Quelle plaie, la famille. Il n'y a vraiment qu'Oliver Twist pour prétendre qu'il y a des désavantages à être orphelin. C'est un peu ce que doit penser Patrick, le narrateur de ce roman, quand il se retrouve envoyé chez sa mystérieuse tante Mame, après la mort de son père. L'étrange femme, légèrement fantasque, vit à New York dans une demeure luxueuse, entourée de domestiques aussi atypiques qu'elle.

« - Ton père a-t-il dit quoi que ce soit - à toi, je veux dire - à mon sujet, avant de mourir ? »
Norah m'ayant prévenu que les menteurs allaient tout droit en enfer, j'avalai ma salive et avouai : « Il a simplement dit que vous étiez une femme très spéciale et qu'être entre vos mains était un sort qu'il n'aurait pas souhaité à un chien, mais que l'on ne choisit pas à qui l'on emprunte et que vous étiez ma seule parente vivante. »
Il y eut un silence. « Quel salaud », dit-elle enfin, d'une voix égale. »
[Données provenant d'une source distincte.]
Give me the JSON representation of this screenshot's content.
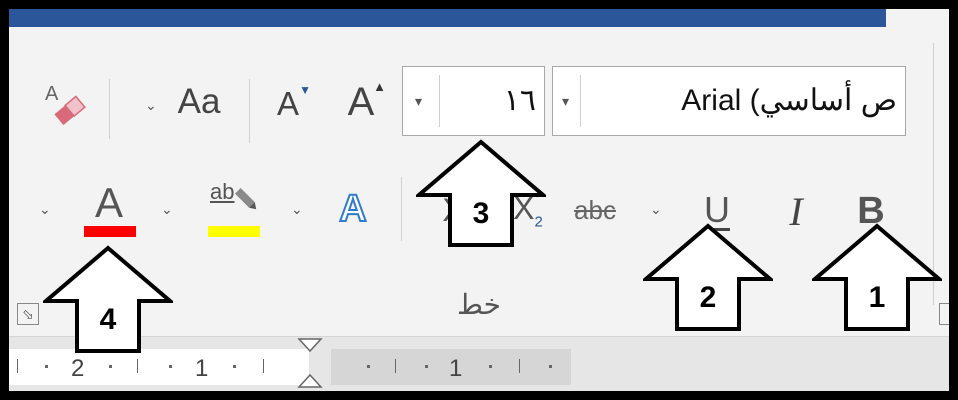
{
  "font_group": {
    "label": "خط",
    "font_name": "ص أساسي) Arial",
    "font_size": "١٦",
    "grow_font_letter": "A",
    "shrink_font_letter": "A",
    "change_case_label": "Aa",
    "bold_label": "B",
    "italic_label": "I",
    "underline_label": "U",
    "strikethrough_label": "abc",
    "subscript_label": "X",
    "subscript_mark": "2",
    "superscript_label": "X",
    "text_effects_label": "A",
    "highlight_label": "ab",
    "font_color_label": "A"
  },
  "colors": {
    "title_bar": "#2b579a",
    "highlight_color": "#ffff00",
    "font_color": "#ff0000",
    "text_effects_outline": "#2e7bcf"
  },
  "ruler": {
    "numbers": [
      "2",
      "1",
      "1"
    ]
  },
  "callouts": [
    "1",
    "2",
    "3",
    "4"
  ],
  "icons": [
    "clear-formatting-icon",
    "grow-font-icon",
    "shrink-font-icon",
    "change-case-icon",
    "bold-icon",
    "italic-icon",
    "underline-icon",
    "strikethrough-icon",
    "subscript-icon",
    "superscript-icon",
    "text-effects-icon",
    "highlight-icon",
    "font-color-icon",
    "dialog-launcher-icon"
  ]
}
C'est ainsi que tout démarre, entre Patrick et sa tante Mame; il serait rébarbatif et peu constructif d'énumérer toutes les aventures qui les attendent (par contre, je peux préciser que tout cela démarre dans les années 20, un repère temporel n'est jamais superflu, n'est-ce pas). Sachez simplement que la vie avec cette tante farfelue, soucieuse de son apparence et de ses robes en soie, ne va cesser d'étonner le jeune garçon, et de lui apprendre que, décidément, sa tante, elle, n'apprend rien. Mêlée à des histoires extraordinaires (quand on prétend être une championne hippique alors qu'on a une peur bleue des chevaux, cela peut amener à subir quelques situations légèrement compliquées), Mame a cette faculté extraordinaire de ne jamais s'avouer vaincue - et de ne jamais tirer la moindre leçon de ses échecs. Quoi qu'il se passe, elle fonce, tête baissée - et ne réfléchit éventuellement que plus tard, s'il lui reste assez de temps pour ça.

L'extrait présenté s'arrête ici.